Hier begon het verlies van den veldslag.
Een plaatselijke overlevering, die blijkbaar overdrijft, zegt, dat twee duizend paarden en vijftienhonderd menschen in den hollen weg van Ohain begraven werden. Onder dit cijfer zijn waarschijnlijk al de andere lijken begrepen, welke den dag na het gevecht in den poel geworpen werden.
Vóór dat Napoleon deze charge der kurassiers van Milhaud beval, had hij het terrein opgenomen, maar den hollen weg niet kunnen zien, die op het plateau van den heuvel zelfs geen streep vertoonde. Evenwel door de kleine witte kapel, op den hoek van den weg van Nivelles oplettend gemaakt, had hij den gids Lacoste omtrent eene mogelijke hindernis, die hier zou kunnen bestaan, ondervraagd. De gids had ontkennend geantwoord. Men zou dus bijna kunnen zeggen, dat dit hoofdschudden van een boer het ongeluk van Napoleon veroorzaakt heeft.
Nog andere noodlottige omstandigheden moesten zich hierbij voegen.
Was het mogelijk, dat Napoleon dezen slag won? Wij antwoorden: neen! Waarom? Uithoofde van Wellington? Uithoofde van Blücher? neen. Uithoofde van God.
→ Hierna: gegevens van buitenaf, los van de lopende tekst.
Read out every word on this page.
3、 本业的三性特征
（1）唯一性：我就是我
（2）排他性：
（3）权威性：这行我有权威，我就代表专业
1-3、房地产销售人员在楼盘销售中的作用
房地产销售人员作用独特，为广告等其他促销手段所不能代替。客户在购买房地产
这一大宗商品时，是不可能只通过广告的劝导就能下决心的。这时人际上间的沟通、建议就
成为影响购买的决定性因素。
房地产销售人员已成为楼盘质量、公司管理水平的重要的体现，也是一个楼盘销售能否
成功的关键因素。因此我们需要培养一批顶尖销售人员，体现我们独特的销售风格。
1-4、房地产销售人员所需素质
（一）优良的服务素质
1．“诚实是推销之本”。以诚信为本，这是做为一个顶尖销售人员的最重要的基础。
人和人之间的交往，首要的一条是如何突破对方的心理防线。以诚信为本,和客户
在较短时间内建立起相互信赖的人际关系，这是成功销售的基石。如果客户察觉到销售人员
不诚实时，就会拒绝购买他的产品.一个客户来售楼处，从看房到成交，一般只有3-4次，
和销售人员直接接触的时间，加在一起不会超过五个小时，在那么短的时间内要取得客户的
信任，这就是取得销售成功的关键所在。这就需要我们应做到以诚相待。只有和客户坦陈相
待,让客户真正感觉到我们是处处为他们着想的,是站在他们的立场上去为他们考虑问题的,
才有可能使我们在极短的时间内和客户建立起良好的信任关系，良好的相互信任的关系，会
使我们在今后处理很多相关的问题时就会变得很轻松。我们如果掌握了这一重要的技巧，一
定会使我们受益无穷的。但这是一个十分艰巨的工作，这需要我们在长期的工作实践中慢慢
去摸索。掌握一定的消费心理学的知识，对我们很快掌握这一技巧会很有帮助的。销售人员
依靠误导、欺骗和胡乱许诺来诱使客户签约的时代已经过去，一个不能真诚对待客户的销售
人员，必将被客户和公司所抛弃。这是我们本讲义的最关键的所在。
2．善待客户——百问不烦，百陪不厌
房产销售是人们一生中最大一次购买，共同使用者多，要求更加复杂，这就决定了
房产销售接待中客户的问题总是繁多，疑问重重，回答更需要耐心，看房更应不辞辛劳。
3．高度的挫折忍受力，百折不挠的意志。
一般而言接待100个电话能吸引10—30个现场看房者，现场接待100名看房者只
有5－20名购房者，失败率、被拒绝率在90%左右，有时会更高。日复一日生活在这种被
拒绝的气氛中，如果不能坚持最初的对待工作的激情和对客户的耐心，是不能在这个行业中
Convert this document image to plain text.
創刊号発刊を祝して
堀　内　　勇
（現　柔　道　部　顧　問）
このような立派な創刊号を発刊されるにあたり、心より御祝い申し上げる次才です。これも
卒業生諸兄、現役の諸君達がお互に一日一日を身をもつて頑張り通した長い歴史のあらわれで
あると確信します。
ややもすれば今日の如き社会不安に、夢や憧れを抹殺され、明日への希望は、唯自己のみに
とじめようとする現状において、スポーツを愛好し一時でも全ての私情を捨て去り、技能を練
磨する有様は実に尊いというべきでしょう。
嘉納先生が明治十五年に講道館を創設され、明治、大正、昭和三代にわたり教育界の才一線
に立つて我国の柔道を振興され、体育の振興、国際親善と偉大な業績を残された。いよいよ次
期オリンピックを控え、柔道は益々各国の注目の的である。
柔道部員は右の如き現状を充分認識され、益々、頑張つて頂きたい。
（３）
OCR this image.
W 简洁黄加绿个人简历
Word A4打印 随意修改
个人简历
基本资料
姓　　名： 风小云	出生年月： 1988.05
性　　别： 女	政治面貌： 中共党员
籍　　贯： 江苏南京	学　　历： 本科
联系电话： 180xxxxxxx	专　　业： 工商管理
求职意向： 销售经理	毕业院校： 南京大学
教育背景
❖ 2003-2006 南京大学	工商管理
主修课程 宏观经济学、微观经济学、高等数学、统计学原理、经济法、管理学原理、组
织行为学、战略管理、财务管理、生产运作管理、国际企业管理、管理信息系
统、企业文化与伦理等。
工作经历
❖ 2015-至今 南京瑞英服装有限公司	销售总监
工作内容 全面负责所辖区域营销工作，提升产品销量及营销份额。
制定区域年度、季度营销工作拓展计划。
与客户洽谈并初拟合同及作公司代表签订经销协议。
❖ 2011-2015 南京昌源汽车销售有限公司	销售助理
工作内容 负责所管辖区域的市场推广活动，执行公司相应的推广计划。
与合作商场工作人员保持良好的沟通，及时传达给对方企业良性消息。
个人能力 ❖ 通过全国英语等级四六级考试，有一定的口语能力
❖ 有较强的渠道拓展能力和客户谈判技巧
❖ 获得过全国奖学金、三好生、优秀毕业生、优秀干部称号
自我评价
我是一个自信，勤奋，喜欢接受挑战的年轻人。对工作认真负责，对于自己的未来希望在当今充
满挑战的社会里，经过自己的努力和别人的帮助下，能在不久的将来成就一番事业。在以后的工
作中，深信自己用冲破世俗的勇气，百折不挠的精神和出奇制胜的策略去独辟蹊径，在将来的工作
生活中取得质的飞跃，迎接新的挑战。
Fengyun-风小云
Dat Bonaparte te Waterloo overwinnaar zou zijn, lag niet meer in de wet der negentiende eeuw. Er bereidde zich een andere reeks van gebeurtenissen voor, waarin voor Napoleon geen plaats was. De kwade wil der gebeurtenissen had zich reeds sinds lang geopenbaard.
’t Was tijd dat deze sterke man viel.
Het overmatig gewicht van dezen man op het menschelijk lot, verstoorde het evenwicht. Dit enkel individu woog meer dan de geheele massa. Wanneer de geheele menschelijke levenskracht zich in een enkel hoofd samentrok, wanneer de wereld aan het genie van één mensch overgelaten was, zou het doodelijk voor de beschaving zijn, zoo zulks lang duurde. Het oogenblik was gekomen, dat de onverzettelijke hoogste rechtvaardigheid tusschenbeide kwam. ’t Is mogelijk, dat de beginselen en oorzaken, die op regelmatige wijze het evenwicht in de zedelijke, zoowel als in de stoffelijke wereld teweegbrengen, zich beklaagden. Het rookend bloed, stapels van lijken, schreiende moeders zijn vreeselijke beschuldigers. Wanneer de aarde aan eenig overwicht lijdt, is er een geheimzinnig gerucht in de duisternis, dat door den afgrond gehoord wordt.
Napoleon was bij het oneindige aangeklaagd, en zijn val was besloten.
Hij hinderde God.
Waterloo is geen veldslag; ’t is een omkeering van ’t gelaat der wereld.